Isilon Rolls Out Unified Scale-Out Storage Platform

August 31, 2010

By Bio-IT World Staff

September 1, 2010
| Data storage company Isilon is introducing what it claims is the industry’s first and only unified scale-out storage platform for the enterprise, by integrating the iSCSI protocol into its OneFS operating system.

The new platform allows clients to consolidate file- and block-based applications onto a single, shared pool of storage, simplifying data management to increase resource utilization and efficiency for virtualized and non-virtualized environments.   

Sam Grocott, Isilon’s VP marketing, told Bio-IT World that historically, Isilon focused on NAS (network-attached storage) for unstructured data. “Last year, we introduced products to focus on segment of virtualized data, so we could handle virtualized and file data. Now, we’re introducing a unified scale platform.”
“We’re the only enterprise vendor offering file and block,” adds Nick Kirsch, director of product development.
“Until now, enterprises have been forced to either deploy separate systems for separate applications, or attempt to consolidate on complex architectures that handicap growth and inflate costs,” says Grocott. Isilon’s latest storage solutions “meet the needs of today’s virtualized enterprise data center by scaling storage in-line with virtual server demands to minimize costs and maximize efficiency.” 
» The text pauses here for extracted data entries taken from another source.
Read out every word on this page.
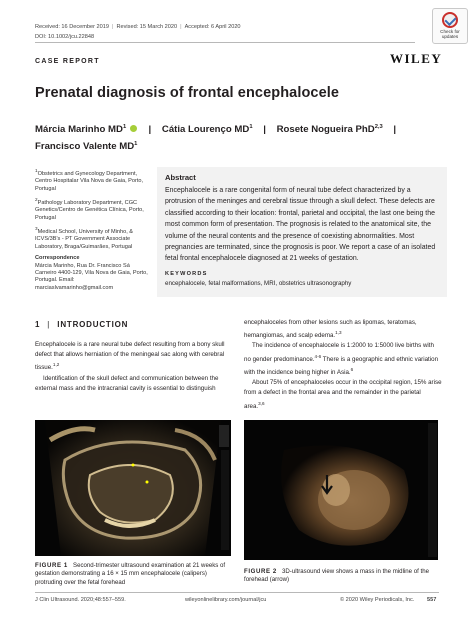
Received: 16 December 2019 | Revised: 15 March 2020 | Accepted: 6 April 2020
DOI: 10.1002/jcu.22848
Check for
updates
CASE REPORT	WILEY
Prenatal diagnosis of frontal encephalocele
Márcia Marinho $MD^1$ | Cátia Lourenço $MD^1$ | Rosete Nogueira PhD$^{2,3}$ |
Francisco Valente $MD^1$

$^1$Obstetrics and Gynecology Department, Centro Hospitalar Vila Nova de Gaia, Porto, Portugal

$^2$Pathology Laboratory Department, CGC Genetics/Centro de Genética Clínica, Porto, Portugal

$^3$Medical School, University of Minho, & ICVS/3B's - PT Government Associate Laboratory, Braga/Guimarães, Portugal

Correspondence
Márcia Marinho, Rua Dr. Francisco Sá Carneiro 4400-129, Vila Nova de Gaia, Porto, Portugal. Email: marciaslvamarinho@gmail.com
Abstract

Encephalocele is a rare congenital form of neural tube defect characterized by a protrusion of the meninges and cerebral tissue through a skull defect. These defects are classified according to their location: frontal, parietal and occipital, the last one being the most common form of presentation. The prognosis is related to the anatomical site, the volume of the neural contents and the presence of coexisting abnormalities. Most pregnancies are terminated, since the prognosis is poor. We report a case of an isolated fetal frontal encephalocele diagnosed at 21 weeks of gestation.

KEYWORDS
encephalocele, fetal malformations, MRI, obstetrics ultrasonography
1 | INTRODUCTION

Encephalocele is a rare neural tube defect resulting from a bony skull defect that allows herniation of the meningeal sac along with cerebral tissue.$^{1,2}$

Identification of the skull defect and communication between the external mass and the intracranial cavity is essential to distinguish

encephaloceles from other lesions such as lipomas, teratomas, hemangiomas, and scalp edema.$^{1,3}$

The incidence of encephalocele is 1:2000 to 1:5000 live births with no gender predominance.$^{4-6}$ There is a geographic and ethnic variation with the incidence being higher in Asia.$^6$

About 75% of encephaloceles occur in the occipital region, 15% arise from a defect in the frontal area and the remainder in the parietal area.$^{3,6}$

FIGURE 1 Second-trimester ultrasound examination at 21 weeks of gestation demonstrating a 16 × 15 mm encephalocele (calipers) protruding over the fetal forehead
FIGURE 2 3D-ultrasound view shows a mass in the midline of the forehead (arrow)
J Clin Ultrasound. 2020;48:557–559.	wileyonlinelibrary.com/journal/jcu	© 2020 Wiley Periodicals, Inc. 557
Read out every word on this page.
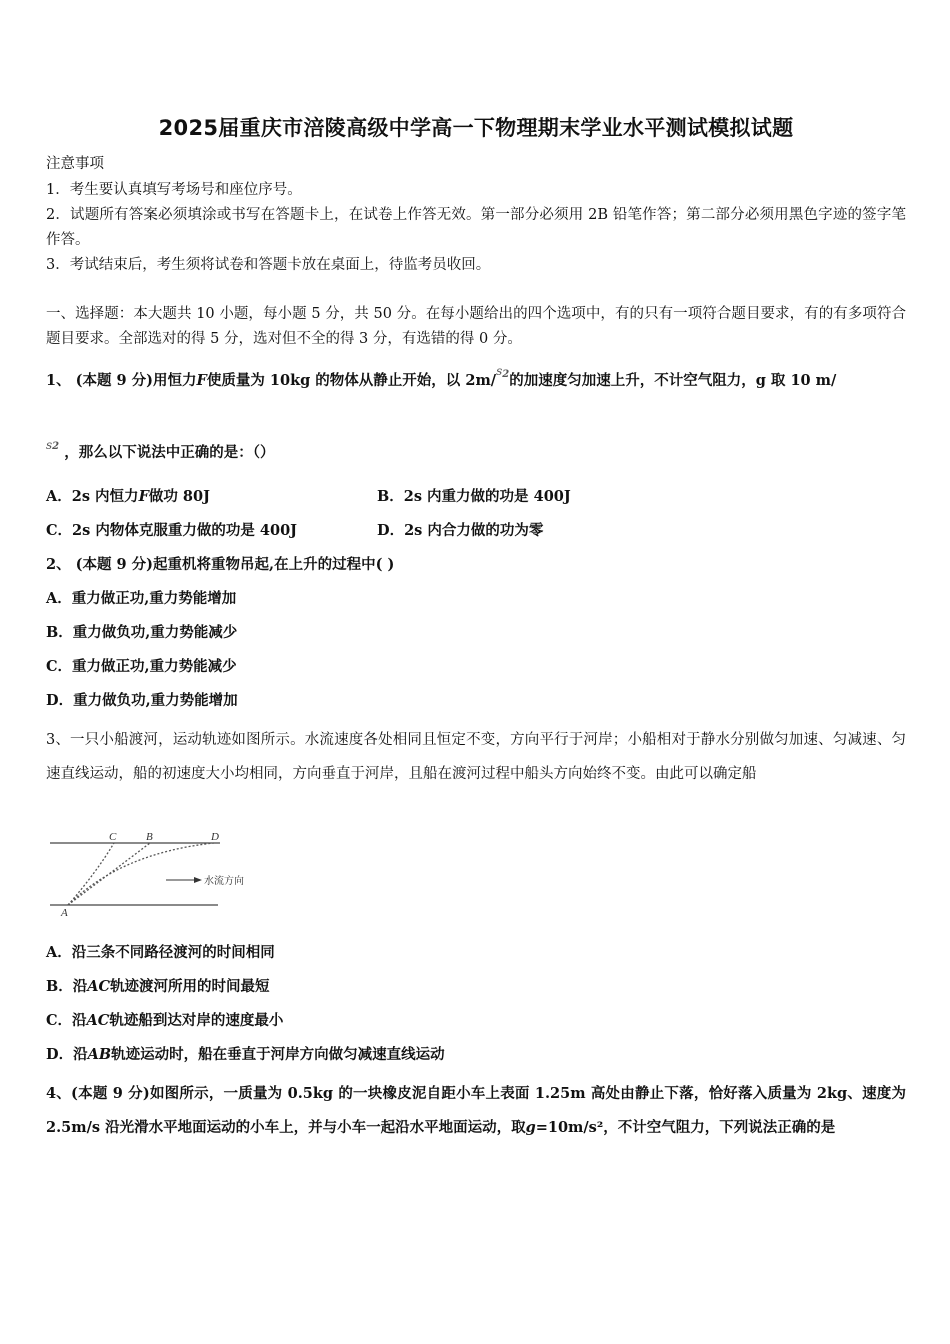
2025届重庆市涪陵高级中学高一下物理期末学业水平测试模拟试题
注意事项
1．考生要认真填写考场号和座位序号。
2．试题所有答案必须填涂或书写在答题卡上，在试卷上作答无效。第一部分必须用 2B 铅笔作答；第二部分必须用黑色字迹的签字笔作答。
3．考试结束后，考生须将试卷和答题卡放在桌面上，待监考员收回。
一、选择题：本大题共 10 小题，每小题 5 分，共 50 分。在每小题给出的四个选项中，有的只有一项符合题目要求，有的有多项符合题目要求。全部选对的得 5 分，选对但不全的得 3 分，有选错的得 0 分。
1、 (本题 9 分)用恒力F使质量为 10kg 的物体从静止开始，以 2m/$^{s2}$的加速度匀加速上升，不计空气阻力，g 取 10 m/
$^{s2}$ ，那么以下说法中正确的是：（）
A．2s 内恒力F做功 80J	B．2s 内重力做的功是 400J
C．2s 内物体克服重力做的功是 400J	D．2s 内合力做的功为零
2、 (本题 9 分)起重机将重物吊起,在上升的过程中( )
A．重力做正功,重力势能增加
B．重力做负功,重力势能减少
C．重力做正功,重力势能减少
D．重力做负功,重力势能增加
3、一只小船渡河，运动轨迹如图所示。水流速度各处相同且恒定不变，方向平行于河岸；小船相对于静水分别做匀加速、匀减速、匀速直线运动，船的初速度大小均相同，方向垂直于河岸，且船在渡河过程中船头方向始终不变。由此可以确定船
C	B	D
A
水流方向
A．沿三条不同路径渡河的时间相同
B．沿AC轨迹渡河所用的时间最短
C．沿AC轨迹船到达对岸的速度最小
D．沿AB轨迹运动时，船在垂直于河岸方向做匀减速直线运动
4、(本题 9 分)如图所示，一质量为 0.5kg 的一块橡皮泥自距小车上表面 1.25m 高处由静止下落，恰好落入质量为 2kg、速度为 2.5m/s 沿光滑水平地面运动的小车上，并与小车一起沿水平地面运动，取g=10m/s²，不计空气阻力，下列说法正确的是
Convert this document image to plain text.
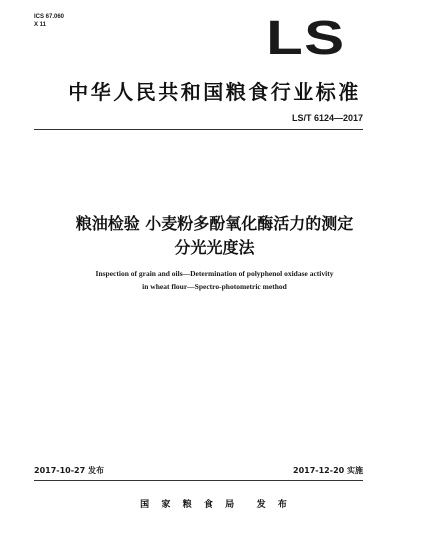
ICS 67.060
X 11	LS
中华人民共和国粮食行业标准
LS/T 6124—2017
粮油检验 小麦粉多酚氧化酶活力的测定
分光光度法
Inspection of grain and oils—Determination of polyphenol oxidase activity
in wheat flour—Spectro-photometric method
2017-10-27 发布	2017-12-20 实施
国  家  粮  食  局    发  布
“Applications like vmware and email require block storage requiring iSCSI [a protocol for accessing a block device], whereas bioinformatics and sequencing are file-based applications,” says Grocott. With the addition of block to file, all can now be stored in the unified scale-out system. “It’s no longer just your file or sequenced data,” says Grocott. One current life sciences customer is the Oklahoma Medical Research Research, which has consolidated all its life sciences data into one storage pool.

Growth Curve
By delivering both file- and block-level data access from a single, scale-out solution, Isilon says it can eliminate the data fragmentation common with traditional SAN and NAS in virtualized environments.
“Bioinformatics groups don’t [typically] have an army of IT managers,” says Grocott. “They’re not only managing sequencing storage but databases, analysis, etc. . . Now they can simplify their environment even more, consolidate SAN and block-storage applications into the same single resource, which is easy to manage and grow. It’s a major advance in consolidating and simplifying these environments that aren’t IT centric.”

And one more thing, says Grocott: “It is free and seamless,” at least to existing customers.

Isilon is one of several storage companies enjoying a purple patch as the demand for storage in life sciences and other verticals surges. Business grew nearly 50% in the first half of 2010, with 17% revenues attributable to the life sciences sector, Isilon’s second largest vertical after media. The firm’s stock price reflects that growth, rising about 350% in the past 12 months.

Among Isilon’s marquee customers in the life sciences space are the Broad Institute and BGI (formerly the Beijing Genomics Institute), which Grocott says has been a customer since the beginning of 2010. Grocott won’t divulge precise numbers but says that Isilon is “working very closely to help with the build out” of BGI’s data center, which could reach a staggering one Exabyte by the end of this year.